According to Wikipedia, the Tennessee Valley Authority (TVA) is a federally owned electric utility corporation.  TVA's service area covers all of Tennessee, portions of Alabama, Mississippi, and Kentucky, and small areas of Georgia, North Carolina, and Virginia. While owned by the federal government, TVA receives no taxpayer funding and operates similarly to a private for-profit company. It is the sixth-largest power supplier and largest public utility in the country.
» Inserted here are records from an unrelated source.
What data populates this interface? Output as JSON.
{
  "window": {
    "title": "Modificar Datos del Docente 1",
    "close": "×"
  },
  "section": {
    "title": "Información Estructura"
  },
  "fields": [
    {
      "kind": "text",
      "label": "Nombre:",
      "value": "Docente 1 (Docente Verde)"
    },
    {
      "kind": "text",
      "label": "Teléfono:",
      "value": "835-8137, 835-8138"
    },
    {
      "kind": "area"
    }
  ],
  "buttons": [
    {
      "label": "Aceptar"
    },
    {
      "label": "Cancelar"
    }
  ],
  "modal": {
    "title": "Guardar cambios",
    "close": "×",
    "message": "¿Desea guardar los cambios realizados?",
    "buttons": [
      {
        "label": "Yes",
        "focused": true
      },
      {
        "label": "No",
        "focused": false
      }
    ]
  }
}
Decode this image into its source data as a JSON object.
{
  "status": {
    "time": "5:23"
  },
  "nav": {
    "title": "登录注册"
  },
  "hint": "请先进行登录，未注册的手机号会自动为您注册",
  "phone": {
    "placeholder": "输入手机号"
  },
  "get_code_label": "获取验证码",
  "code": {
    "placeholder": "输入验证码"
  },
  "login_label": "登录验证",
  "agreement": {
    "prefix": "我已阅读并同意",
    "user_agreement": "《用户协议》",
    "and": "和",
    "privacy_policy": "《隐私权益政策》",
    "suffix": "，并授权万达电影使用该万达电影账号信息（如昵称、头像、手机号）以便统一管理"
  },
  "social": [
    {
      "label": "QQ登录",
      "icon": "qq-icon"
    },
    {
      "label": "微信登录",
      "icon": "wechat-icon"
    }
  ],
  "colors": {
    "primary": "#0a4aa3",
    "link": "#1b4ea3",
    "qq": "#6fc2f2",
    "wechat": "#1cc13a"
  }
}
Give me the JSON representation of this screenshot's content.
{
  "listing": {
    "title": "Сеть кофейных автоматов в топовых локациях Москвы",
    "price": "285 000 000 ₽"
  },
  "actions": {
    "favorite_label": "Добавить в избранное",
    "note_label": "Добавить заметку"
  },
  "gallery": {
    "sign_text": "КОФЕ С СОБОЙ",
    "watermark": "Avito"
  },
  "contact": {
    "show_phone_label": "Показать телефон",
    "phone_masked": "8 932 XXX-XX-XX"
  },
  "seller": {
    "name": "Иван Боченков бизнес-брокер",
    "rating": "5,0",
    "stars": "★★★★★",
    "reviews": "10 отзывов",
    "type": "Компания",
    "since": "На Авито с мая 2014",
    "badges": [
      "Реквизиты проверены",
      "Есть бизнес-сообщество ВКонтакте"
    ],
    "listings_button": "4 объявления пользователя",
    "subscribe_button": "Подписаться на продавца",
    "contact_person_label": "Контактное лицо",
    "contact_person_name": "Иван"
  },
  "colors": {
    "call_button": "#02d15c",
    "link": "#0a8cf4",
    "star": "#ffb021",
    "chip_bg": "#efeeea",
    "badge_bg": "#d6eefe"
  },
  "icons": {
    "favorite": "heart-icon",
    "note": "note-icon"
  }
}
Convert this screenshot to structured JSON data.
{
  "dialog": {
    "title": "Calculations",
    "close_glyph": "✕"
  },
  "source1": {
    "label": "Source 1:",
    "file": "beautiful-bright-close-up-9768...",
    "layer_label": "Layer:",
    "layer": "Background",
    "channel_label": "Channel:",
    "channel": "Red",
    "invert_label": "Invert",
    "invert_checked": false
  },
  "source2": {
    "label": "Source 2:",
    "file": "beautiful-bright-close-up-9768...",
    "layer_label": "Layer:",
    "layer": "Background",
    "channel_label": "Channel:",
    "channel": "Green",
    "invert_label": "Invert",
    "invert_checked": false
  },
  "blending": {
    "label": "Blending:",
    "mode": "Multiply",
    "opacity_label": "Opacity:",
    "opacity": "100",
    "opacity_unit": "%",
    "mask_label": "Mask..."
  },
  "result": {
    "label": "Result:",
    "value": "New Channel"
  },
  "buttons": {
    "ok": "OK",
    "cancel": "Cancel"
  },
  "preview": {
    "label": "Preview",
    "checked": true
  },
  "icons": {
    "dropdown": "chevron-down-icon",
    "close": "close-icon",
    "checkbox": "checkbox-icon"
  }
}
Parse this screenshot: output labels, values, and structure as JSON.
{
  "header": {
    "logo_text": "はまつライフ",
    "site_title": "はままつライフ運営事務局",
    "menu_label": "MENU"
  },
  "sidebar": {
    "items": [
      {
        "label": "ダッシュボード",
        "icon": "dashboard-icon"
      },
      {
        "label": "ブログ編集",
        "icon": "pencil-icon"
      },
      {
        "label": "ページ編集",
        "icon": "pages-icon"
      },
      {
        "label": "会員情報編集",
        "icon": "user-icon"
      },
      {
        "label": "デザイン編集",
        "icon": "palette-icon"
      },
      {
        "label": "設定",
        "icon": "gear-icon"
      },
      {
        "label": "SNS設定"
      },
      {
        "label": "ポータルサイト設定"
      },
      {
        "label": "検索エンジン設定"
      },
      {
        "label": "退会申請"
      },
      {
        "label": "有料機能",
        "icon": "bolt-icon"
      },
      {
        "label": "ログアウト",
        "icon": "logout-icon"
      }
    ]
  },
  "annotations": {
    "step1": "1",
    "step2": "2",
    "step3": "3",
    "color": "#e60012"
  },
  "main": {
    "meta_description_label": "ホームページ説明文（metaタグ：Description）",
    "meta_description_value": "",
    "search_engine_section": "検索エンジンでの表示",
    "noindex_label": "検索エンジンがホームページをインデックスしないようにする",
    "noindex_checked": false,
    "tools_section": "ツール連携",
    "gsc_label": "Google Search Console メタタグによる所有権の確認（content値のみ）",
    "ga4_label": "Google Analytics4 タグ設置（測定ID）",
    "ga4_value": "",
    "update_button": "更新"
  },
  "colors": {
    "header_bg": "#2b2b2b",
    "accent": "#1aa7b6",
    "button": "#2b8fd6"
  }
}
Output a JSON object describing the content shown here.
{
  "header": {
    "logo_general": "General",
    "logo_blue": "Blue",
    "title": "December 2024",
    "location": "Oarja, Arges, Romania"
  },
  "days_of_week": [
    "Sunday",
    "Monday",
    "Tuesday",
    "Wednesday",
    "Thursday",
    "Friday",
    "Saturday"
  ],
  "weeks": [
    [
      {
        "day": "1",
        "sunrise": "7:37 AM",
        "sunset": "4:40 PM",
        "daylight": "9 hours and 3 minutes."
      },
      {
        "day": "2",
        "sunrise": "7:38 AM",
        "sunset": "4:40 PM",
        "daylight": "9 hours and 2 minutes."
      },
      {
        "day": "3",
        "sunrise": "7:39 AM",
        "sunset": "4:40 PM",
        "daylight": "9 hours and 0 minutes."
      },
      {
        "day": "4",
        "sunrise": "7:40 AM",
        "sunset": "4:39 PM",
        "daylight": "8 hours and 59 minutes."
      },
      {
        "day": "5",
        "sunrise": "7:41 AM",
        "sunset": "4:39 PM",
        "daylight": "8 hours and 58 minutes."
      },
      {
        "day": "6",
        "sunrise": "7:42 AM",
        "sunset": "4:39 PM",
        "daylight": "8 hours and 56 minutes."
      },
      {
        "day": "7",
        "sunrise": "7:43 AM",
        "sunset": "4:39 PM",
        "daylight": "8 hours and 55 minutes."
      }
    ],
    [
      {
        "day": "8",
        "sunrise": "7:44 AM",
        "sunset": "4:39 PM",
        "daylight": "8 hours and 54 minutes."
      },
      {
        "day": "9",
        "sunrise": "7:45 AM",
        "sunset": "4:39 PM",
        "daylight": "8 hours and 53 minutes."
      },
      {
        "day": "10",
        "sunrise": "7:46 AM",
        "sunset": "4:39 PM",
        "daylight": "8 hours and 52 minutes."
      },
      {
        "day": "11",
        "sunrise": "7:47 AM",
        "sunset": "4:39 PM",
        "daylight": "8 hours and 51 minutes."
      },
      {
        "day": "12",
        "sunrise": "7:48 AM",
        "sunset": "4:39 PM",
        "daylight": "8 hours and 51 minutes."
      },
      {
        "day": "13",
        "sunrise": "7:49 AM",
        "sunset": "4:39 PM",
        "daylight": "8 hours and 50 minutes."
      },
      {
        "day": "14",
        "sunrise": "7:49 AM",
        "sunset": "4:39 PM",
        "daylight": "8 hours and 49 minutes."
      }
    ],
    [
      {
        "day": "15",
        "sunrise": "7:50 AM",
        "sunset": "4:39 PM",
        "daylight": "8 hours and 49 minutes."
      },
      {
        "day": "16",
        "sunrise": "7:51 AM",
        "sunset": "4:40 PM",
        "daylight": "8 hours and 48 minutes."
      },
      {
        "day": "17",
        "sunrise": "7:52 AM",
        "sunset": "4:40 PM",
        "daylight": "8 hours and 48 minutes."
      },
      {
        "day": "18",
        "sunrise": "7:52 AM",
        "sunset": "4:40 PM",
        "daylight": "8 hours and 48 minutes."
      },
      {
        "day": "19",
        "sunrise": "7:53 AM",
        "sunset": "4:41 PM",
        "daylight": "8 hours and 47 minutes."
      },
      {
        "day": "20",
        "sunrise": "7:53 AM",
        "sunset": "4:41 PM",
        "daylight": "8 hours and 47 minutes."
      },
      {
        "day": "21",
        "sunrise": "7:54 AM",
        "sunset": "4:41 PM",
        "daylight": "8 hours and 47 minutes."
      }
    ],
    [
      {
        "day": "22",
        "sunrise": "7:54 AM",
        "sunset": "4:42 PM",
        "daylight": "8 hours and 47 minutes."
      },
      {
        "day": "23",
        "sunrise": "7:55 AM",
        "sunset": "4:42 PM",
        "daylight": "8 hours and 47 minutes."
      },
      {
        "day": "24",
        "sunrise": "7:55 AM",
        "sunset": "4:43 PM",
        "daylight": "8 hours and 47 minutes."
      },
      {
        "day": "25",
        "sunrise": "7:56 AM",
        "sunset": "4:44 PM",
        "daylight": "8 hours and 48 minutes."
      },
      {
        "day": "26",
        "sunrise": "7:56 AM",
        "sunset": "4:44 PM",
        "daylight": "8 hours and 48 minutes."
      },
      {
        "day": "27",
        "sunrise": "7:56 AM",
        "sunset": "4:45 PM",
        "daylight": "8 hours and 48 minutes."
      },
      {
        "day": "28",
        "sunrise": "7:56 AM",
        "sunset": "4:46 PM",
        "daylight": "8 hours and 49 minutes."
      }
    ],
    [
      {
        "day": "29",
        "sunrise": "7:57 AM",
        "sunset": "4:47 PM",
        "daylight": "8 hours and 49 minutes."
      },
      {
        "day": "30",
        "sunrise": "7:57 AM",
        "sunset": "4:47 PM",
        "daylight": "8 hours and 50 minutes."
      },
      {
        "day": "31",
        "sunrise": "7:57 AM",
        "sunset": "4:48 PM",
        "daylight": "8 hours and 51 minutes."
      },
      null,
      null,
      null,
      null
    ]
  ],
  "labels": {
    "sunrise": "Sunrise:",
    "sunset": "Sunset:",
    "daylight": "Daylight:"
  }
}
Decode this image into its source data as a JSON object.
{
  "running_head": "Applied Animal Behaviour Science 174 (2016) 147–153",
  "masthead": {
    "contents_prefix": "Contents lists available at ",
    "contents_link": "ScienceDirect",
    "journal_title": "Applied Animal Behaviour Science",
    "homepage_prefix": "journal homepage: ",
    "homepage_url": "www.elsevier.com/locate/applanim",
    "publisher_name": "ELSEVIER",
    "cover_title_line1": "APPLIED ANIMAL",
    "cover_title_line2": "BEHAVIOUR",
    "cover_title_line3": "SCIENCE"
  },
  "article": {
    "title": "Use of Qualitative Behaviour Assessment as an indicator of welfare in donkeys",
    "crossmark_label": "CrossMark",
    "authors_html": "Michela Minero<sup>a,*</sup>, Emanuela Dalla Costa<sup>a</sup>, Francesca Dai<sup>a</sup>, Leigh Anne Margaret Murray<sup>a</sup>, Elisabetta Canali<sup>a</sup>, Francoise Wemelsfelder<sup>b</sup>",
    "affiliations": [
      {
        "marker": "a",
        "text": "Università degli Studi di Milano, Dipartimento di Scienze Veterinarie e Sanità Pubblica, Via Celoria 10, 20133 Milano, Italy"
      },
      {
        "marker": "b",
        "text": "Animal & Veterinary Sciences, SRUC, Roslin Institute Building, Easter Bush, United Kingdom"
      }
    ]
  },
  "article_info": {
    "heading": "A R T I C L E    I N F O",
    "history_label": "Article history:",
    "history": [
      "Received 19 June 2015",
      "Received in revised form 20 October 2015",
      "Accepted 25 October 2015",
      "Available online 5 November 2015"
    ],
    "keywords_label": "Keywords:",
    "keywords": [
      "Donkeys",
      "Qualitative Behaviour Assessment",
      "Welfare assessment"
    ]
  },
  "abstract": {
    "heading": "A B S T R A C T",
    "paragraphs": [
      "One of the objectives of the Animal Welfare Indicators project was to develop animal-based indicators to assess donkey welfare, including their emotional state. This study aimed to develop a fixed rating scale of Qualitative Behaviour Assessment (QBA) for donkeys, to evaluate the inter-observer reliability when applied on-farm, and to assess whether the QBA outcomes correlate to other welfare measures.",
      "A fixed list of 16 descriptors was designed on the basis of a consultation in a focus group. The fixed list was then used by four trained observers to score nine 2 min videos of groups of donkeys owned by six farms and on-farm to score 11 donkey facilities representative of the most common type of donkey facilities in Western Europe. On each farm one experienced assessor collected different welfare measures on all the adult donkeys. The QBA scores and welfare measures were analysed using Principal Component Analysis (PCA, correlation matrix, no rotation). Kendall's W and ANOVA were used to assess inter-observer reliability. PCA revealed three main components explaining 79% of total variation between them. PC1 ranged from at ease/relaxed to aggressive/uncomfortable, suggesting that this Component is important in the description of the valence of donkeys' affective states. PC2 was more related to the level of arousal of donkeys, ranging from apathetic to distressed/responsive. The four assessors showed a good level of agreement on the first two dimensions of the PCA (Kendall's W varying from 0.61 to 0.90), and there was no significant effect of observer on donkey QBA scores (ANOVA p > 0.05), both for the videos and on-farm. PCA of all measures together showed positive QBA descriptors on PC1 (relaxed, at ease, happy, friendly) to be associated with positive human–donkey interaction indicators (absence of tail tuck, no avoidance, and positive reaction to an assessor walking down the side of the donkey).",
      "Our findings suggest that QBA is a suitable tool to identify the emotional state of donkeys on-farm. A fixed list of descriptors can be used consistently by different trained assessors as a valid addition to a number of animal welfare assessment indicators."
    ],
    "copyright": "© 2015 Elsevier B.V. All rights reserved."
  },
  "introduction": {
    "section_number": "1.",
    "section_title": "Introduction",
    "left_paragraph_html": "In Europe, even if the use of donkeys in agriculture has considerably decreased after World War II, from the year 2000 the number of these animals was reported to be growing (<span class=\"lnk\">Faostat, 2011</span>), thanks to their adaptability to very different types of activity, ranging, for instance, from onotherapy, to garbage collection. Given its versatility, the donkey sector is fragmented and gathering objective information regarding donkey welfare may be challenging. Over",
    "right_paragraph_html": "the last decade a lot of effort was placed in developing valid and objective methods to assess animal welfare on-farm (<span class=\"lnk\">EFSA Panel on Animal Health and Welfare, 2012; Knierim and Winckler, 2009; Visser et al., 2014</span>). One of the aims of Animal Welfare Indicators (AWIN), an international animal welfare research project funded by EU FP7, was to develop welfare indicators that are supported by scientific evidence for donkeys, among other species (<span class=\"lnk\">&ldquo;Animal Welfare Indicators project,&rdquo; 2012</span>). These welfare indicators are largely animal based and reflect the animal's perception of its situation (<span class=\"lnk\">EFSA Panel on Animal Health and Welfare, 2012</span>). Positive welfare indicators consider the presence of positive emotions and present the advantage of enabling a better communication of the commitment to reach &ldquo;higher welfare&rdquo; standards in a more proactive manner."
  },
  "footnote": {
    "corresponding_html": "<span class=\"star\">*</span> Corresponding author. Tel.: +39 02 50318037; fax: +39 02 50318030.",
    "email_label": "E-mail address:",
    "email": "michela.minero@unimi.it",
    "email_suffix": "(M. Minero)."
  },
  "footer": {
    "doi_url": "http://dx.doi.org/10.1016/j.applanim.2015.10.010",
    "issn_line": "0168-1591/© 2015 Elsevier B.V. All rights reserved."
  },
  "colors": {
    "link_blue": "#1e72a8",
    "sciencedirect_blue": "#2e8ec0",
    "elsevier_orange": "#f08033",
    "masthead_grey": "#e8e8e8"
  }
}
Why is it federally owned, you may ask? 


The TVA was created by Congress in 1933 as part of FDR’s New Deal. Its initial purpose was to provide navigation, flood control, electricity generation, fertilizer manufacturing, regional planning, and economic development to the Tennessee Valley, a region that had suffered from lack of infrastructure and even more extensive poverty during the Great Depression than other regions of the nation. TVA was envisioned both as a power supplier and a regional economic development agency that would work to help modernize the region's economy and society. It later evolved primarily into an electric utility.


Why a public hearing now?


Justin J. Pearson, the famous State Representative from TN, a guest speaker at the hearing, sent out an invite saying in part:


Did you know that TVA is defying climate goals and has the largest gas buildout of any utility by 2030?  Don't let TVA keep people in the dark about energy decisions that will impact how much they pay for power, air and water quality, jobs, and whether the lights stay on during extreme weather [which has been a big problem in TN]. Join us to urge TVA to transition away from polluting fuels to renewable, resilient, and low-cost power.


TVA, the country’s largest public power provider, has refused to hold its own public hearing on their energy plan, a 25-year plan called the Integrated Resource Plan (IRP), despite criticism of the utility’s lack of transparency and public engagement in its power system planning process.


Unlike most utilities across the country, TVA is not regulated by a public utilities commission. 


Information gathered at the hearing will be delivered to TVA’s board, working group and staff.


How was the hearing?


The hearing involved expert testimony from the groups involved, a visit from environmental champion Sen. Ed Markey, as well as break-out sessions where members of the public could discuss their own ideas for what is to be done.


They got some nice ink from the Chattanooga Times Free Press.


Congratulations to Sunrise Nashville and all those involved!  Keep up the good work!